Charles King was a Broadway star, and you can feel how the director, Harry Beaumont, is working to recreate the Broadway spectacle’s opening feel in cinematic terms. That all looks forward. But Beaumont also has dramatic scenes that are rooted in the visual styles of the most elegant silents, synthesized with voices. Check out this early scene with the sisters.
And parallel to that emotional intensity, we see the beginnings of the cinematic Art Deco extravaganzas.
The rehearsal scene is full of nice comic moments at the expense of stage ensembles, and its climax should have been — coulda been — the beginning of a brilliant pre-screwball situation worthy of a Busby Berkeley story. Queenie — who is a song and dance girl — becomes a blonde bombshell figurehead in a ridiculous epic tableau vivant, and doesn’t speak a line or dance a step. She just looks “beautiful” — and her career is made.
The intrigue begins. Along with everyone else, playboy Jock Warriner is stricken with Queenie, and he begins his seduction, constantly crossing paths and swords with jealous Eddie. And here’s where I hit a wall with this film. I’m a forgiving sort. I try to make all the historical allowances for blind spots, cultural prejudices, and technical limits. But some things I can’t get past. Blackface, for example. And Broadway Melody provides a new one: there’s no way I can accept that Queenie “deserves” the happiness that Hank sacrifices for her just because she’s a gorgeous dish. I’m often uncomfortable with dumb blonde jokes in early films. But Queenie isn’t a comic object. The film treats her good looks as a value in its own right, quite proper for the Broadway entertainment star system. The conflict between Hank’s “ability” and Queenie’s “looks” is supposed to be an equal one. The audience is made to feel powerful sympathy for Hank. She’s clearly grounded in love and loyalty and charisma. But she just doesn’t have the looks. What’s more, Bessie Love’s portrayal of her is not only the sole compelling performance in the film, it belongs in a much better one.
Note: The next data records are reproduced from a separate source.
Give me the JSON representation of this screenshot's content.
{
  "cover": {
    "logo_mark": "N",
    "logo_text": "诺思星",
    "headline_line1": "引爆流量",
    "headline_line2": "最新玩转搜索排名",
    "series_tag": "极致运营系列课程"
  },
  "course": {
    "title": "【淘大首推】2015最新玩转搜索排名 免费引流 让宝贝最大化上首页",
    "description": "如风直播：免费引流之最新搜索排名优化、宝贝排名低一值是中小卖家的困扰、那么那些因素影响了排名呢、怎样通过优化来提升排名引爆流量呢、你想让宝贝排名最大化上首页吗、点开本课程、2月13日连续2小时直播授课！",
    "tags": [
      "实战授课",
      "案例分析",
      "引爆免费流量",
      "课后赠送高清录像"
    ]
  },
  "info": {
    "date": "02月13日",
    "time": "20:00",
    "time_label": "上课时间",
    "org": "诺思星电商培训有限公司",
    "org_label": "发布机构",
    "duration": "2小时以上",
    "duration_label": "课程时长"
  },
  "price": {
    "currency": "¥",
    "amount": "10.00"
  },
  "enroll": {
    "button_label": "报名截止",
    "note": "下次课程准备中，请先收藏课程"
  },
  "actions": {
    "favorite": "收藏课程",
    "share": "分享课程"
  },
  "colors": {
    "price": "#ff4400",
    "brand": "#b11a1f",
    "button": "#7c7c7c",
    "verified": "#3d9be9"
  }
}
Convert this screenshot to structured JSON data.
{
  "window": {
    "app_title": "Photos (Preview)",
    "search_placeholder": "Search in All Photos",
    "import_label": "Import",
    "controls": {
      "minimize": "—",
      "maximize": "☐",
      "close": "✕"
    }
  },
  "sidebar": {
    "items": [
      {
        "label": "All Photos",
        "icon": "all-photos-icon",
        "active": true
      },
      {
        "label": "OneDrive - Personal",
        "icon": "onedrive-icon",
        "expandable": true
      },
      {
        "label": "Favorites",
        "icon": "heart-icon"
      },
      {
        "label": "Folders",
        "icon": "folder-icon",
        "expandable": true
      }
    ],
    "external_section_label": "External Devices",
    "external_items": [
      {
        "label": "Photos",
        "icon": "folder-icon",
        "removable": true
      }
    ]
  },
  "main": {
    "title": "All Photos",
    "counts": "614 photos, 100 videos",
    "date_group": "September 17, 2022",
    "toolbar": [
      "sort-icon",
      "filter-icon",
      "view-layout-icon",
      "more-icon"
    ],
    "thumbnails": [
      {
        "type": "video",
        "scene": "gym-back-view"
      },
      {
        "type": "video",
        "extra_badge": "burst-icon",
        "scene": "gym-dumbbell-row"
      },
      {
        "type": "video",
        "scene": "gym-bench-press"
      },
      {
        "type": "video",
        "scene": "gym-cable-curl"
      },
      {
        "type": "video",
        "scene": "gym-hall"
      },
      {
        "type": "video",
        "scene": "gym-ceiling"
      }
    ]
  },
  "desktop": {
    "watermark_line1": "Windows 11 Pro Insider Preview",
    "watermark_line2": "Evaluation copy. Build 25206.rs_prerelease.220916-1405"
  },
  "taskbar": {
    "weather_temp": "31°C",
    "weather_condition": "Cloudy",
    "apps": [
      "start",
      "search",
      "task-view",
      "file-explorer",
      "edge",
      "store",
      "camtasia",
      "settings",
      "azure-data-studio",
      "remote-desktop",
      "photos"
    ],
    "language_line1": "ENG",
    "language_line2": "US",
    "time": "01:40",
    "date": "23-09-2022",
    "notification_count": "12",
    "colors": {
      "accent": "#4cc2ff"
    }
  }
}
For me, The Broadway Melody is technically fascinating (that’s the historical part) but basically brainless (the artistic part). Hank belongs to another kind of film, maybe a Stanwyck melodrama, in which she’d be paired with a less “deserving” sister. But the worst aspect for me is that a potentially very funny satirical comedy is almost consciously blocked. Instead of Queenie becoming a ridiculous figure — or at least eliciting ridiculousness in others — when she becomes a star for standing still and posing with extended arm, and not for dancing and singing, this whole turn of events is validated by the film. The sister with “abilities” has to sacrifice for the happiness of the the one with “looks.” No matter how much I try to make allowances, it’s not working.
For comparison’s sake:
Broadway Melody was remade a couple of times. The more interesting one for me is Two Girls on Broadway from 1940, with Lana Turner and Joan Blondell as the sisters, and George Murphy in the Eddie role. It tackles the “abilities”/”looks” problem differently.